Differential diagnosis is carried out with non-epileptic myoclonus, a distinctive feature of which is the focal character of myoclonia, the absence of a reaction to provocation, and a normal EEG picture. Differentiation of ME is also necessary with convulsive syndrome of infectious etiology, febrile convulsions, Lennox-Gastaut syndrome, Hunt’s cerebellar myoclonic dissinergia.
Treatment
Therapy is based on anticonvulsants. The selection of the pharmaceutical product and dosage is carried out individually. The drugs of choice are valproic acid derivatives that have an antiepileptic effect equally with respect to myoclonic, clonic-tonic, absentee paroxysms. In pharmacoresistant cases, combined treatment with valproates, benzodiazepines, ethosuximide, barbiturates, anticonvulsants of a new generation (topiramate, levetiracetam) is indicated. An important point is the exclusion of factors provoking seizures: sharp sounds, flashes of light, emotional outbursts, physical overload, overheating.
Prognosis and prevention
Early myoclonic encephalopathy is the most prognostically unfavorable, mortality is half of the cases of the disease, the rest of the children are deeply disabled. Myoclonic epilepsy in Lafora, Creutzfeldt-Jakob disease does not respond well to antiepileptic therapy, accompanied by progressive intellectual decay. BMEI and JME are characterized by a benign course, rarely lead to cognitive deficits. More than 50% of cases of BMEI end in spontaneous recovery.
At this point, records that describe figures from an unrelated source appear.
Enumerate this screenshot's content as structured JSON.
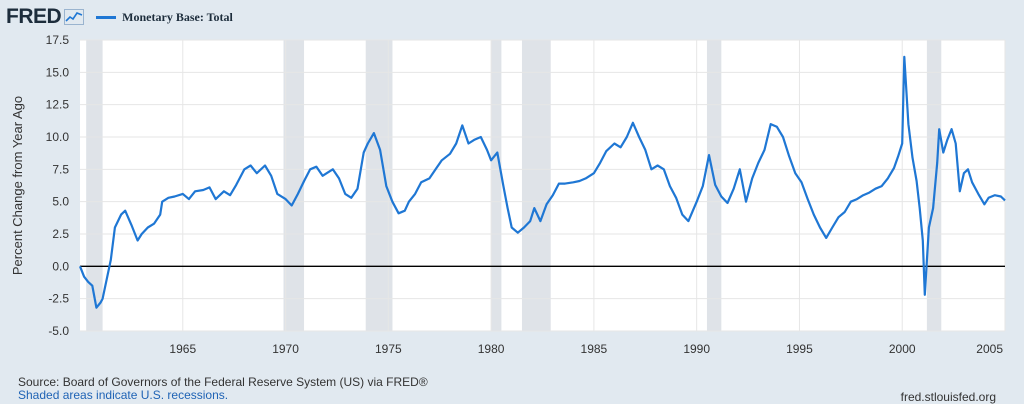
{
  "header": {
    "logo": "FRED",
    "legend_label": "Monetary Base: Total"
  },
  "footer": {
    "source": "Source: Board of Governors of the Federal Reserve System (US) via FRED®",
    "shaded_note": "Shaded areas indicate U.S. recessions.",
    "site": "fred.stlouisfed.org"
  },
  "colors": {
    "series": "#1f77d4",
    "background": "#e1e9f0",
    "plot_background": "#ffffff",
    "recession": "#dfe3e8",
    "zero_line": "#000000"
  },
  "chart_data": {
    "type": "line",
    "title": "",
    "ylabel": "Percent Change from Year Ago",
    "xlabel": "",
    "xlim": [
      1960.0,
      2005.0
    ],
    "ylim": [
      -5.0,
      17.5
    ],
    "y_ticks": [
      -5.0,
      -2.5,
      0.0,
      2.5,
      5.0,
      7.5,
      10.0,
      12.5,
      15.0,
      17.5
    ],
    "y_tick_labels": [
      "-5.0",
      "-2.5",
      "0.0",
      "2.5",
      "5.0",
      "7.5",
      "10.0",
      "12.5",
      "15.0",
      "17.5"
    ],
    "x_ticks": [
      1965,
      1970,
      1975,
      1980,
      1985,
      1990,
      1995,
      2000,
      2005
    ],
    "x_tick_labels": [
      "1965",
      "1970",
      "1975",
      "1980",
      "1985",
      "1990",
      "1995",
      "2000",
      "2005"
    ],
    "grid": true,
    "legend": "top-left",
    "recessions": [
      [
        1960.3,
        1961.1
      ],
      [
        1969.9,
        1970.9
      ],
      [
        1973.9,
        1975.2
      ],
      [
        1980.0,
        1980.5
      ],
      [
        1981.5,
        1982.9
      ],
      [
        1990.5,
        1991.2
      ],
      [
        2001.2,
        2001.9
      ]
    ],
    "series": [
      {
        "name": "Monetary Base: Total",
        "x": [
          1960.0,
          1960.2,
          1960.4,
          1960.6,
          1960.8,
          1961.0,
          1961.1,
          1961.3,
          1961.5,
          1961.7,
          1962.0,
          1962.2,
          1962.5,
          1962.8,
          1963.0,
          1963.3,
          1963.6,
          1963.9,
          1964.0,
          1964.3,
          1964.6,
          1965.0,
          1965.3,
          1965.6,
          1966.0,
          1966.3,
          1966.6,
          1967.0,
          1967.3,
          1967.6,
          1968.0,
          1968.3,
          1968.6,
          1969.0,
          1969.3,
          1969.6,
          1970.0,
          1970.3,
          1970.6,
          1970.9,
          1971.2,
          1971.5,
          1971.8,
          1972.0,
          1972.3,
          1972.6,
          1972.9,
          1973.2,
          1973.5,
          1973.8,
          1974.0,
          1974.3,
          1974.6,
          1974.9,
          1975.2,
          1975.5,
          1975.8,
          1976.0,
          1976.3,
          1976.6,
          1977.0,
          1977.3,
          1977.6,
          1978.0,
          1978.3,
          1978.6,
          1978.9,
          1979.2,
          1979.5,
          1979.8,
          1980.0,
          1980.3,
          1980.6,
          1980.8,
          1981.0,
          1981.3,
          1981.6,
          1981.9,
          1982.1,
          1982.4,
          1982.7,
          1983.0,
          1983.3,
          1983.6,
          1984.0,
          1984.3,
          1984.6,
          1985.0,
          1985.3,
          1985.6,
          1986.0,
          1986.3,
          1986.6,
          1986.9,
          1987.2,
          1987.5,
          1987.8,
          1988.1,
          1988.4,
          1988.7,
          1989.0,
          1989.3,
          1989.6,
          1990.0,
          1990.3,
          1990.6,
          1990.9,
          1991.2,
          1991.5,
          1991.8,
          1992.1,
          1992.4,
          1992.7,
          1993.0,
          1993.3,
          1993.6,
          1993.9,
          1994.2,
          1994.5,
          1994.8,
          1995.1,
          1995.4,
          1995.7,
          1996.0,
          1996.3,
          1996.6,
          1996.9,
          1997.2,
          1997.5,
          1997.8,
          1998.1,
          1998.4,
          1998.7,
          1999.0,
          1999.3,
          1999.6,
          1999.8,
          2000.0,
          2000.1,
          2000.3,
          2000.5,
          2000.7,
          2000.85,
          2001.0,
          2001.1,
          2001.3,
          2001.5,
          2001.7,
          2001.8,
          2002.0,
          2002.2,
          2002.4,
          2002.6,
          2002.8,
          2003.0,
          2003.2,
          2003.4,
          2003.7,
          2004.0,
          2004.2,
          2004.5,
          2004.8,
          2005.0
        ],
        "values": [
          0.0,
          -0.8,
          -1.2,
          -1.5,
          -3.2,
          -2.8,
          -2.5,
          -1.0,
          0.5,
          3.0,
          4.0,
          4.3,
          3.2,
          2.0,
          2.5,
          3.0,
          3.3,
          4.0,
          5.0,
          5.3,
          5.4,
          5.6,
          5.2,
          5.8,
          5.9,
          6.1,
          5.2,
          5.8,
          5.5,
          6.3,
          7.5,
          7.8,
          7.2,
          7.8,
          7.0,
          5.6,
          5.2,
          4.7,
          5.6,
          6.6,
          7.5,
          7.7,
          7.0,
          7.2,
          7.5,
          6.8,
          5.6,
          5.3,
          6.0,
          8.8,
          9.5,
          10.3,
          9.0,
          6.2,
          5.0,
          4.1,
          4.3,
          5.0,
          5.6,
          6.5,
          6.8,
          7.5,
          8.2,
          8.7,
          9.5,
          10.9,
          9.5,
          9.8,
          10.0,
          9.0,
          8.2,
          8.8,
          6.2,
          4.5,
          3.0,
          2.6,
          3.0,
          3.5,
          4.5,
          3.5,
          4.8,
          5.5,
          6.4,
          6.4,
          6.5,
          6.6,
          6.8,
          7.2,
          8.0,
          8.9,
          9.5,
          9.2,
          10.0,
          11.1,
          10.0,
          9.0,
          7.5,
          7.8,
          7.5,
          6.2,
          5.3,
          4.0,
          3.5,
          5.0,
          6.2,
          8.6,
          6.3,
          5.4,
          4.9,
          6.0,
          7.5,
          5.0,
          6.8,
          8.0,
          9.0,
          11.0,
          10.8,
          10.0,
          8.5,
          7.2,
          6.5,
          5.2,
          4.0,
          3.0,
          2.2,
          3.0,
          3.8,
          4.2,
          5.0,
          5.2,
          5.5,
          5.7,
          6.0,
          6.2,
          6.8,
          7.6,
          8.5,
          9.5,
          16.2,
          11.0,
          8.4,
          6.6,
          4.5,
          2.0,
          -2.2,
          3.0,
          4.5,
          8.0,
          10.6,
          8.8,
          9.8,
          10.6,
          9.5,
          5.8,
          7.2,
          7.5,
          6.5,
          5.6,
          4.8,
          5.3,
          5.5,
          5.4,
          5.1
        ]
      }
    ]
  }
}
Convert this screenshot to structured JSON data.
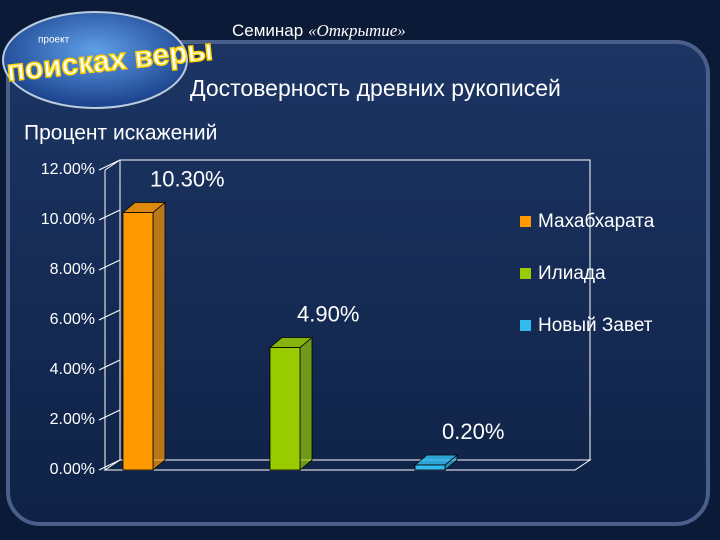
{
  "header": {
    "seminar": "Семинар",
    "name": "«Открытие»",
    "logo_small": "проект",
    "logo": "В поисках веры"
  },
  "chart_data": {
    "type": "bar3d",
    "title": "Достоверность древних рукописей",
    "subtitle": "Процент искажений",
    "series": [
      {
        "name": "Махабхарата",
        "color": "#ff9900",
        "values": [
          10.3
        ],
        "value_labels": [
          "10.30%"
        ]
      },
      {
        "name": "Илиада",
        "color": "#99cc00",
        "values": [
          4.9
        ],
        "value_labels": [
          "4.90%"
        ]
      },
      {
        "name": "Новый Завет",
        "color": "#33bbee",
        "values": [
          0.2
        ],
        "value_labels": [
          "0.20%"
        ]
      }
    ],
    "ylim": [
      0,
      12
    ],
    "yticks": [
      {
        "value": 0,
        "label": "0.00%"
      },
      {
        "value": 2,
        "label": "2.00%"
      },
      {
        "value": 4,
        "label": "4.00%"
      },
      {
        "value": 6,
        "label": "6.00%"
      },
      {
        "value": 8,
        "label": "8.00%"
      },
      {
        "value": 10,
        "label": "10.00%"
      },
      {
        "value": 12,
        "label": "12.00%"
      }
    ],
    "legend": "right"
  }
}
ME has no specific preventive measures. Measures that can prevent the birth of a sick child include pregnancy planning, early registration, exclusion of adverse effects on the fetus. Pregnancy management should include explanatory conversations with a woman about the need for a protective regime, the teratogenic danger of medicines, the harmful effects of bad habits on the unborn child.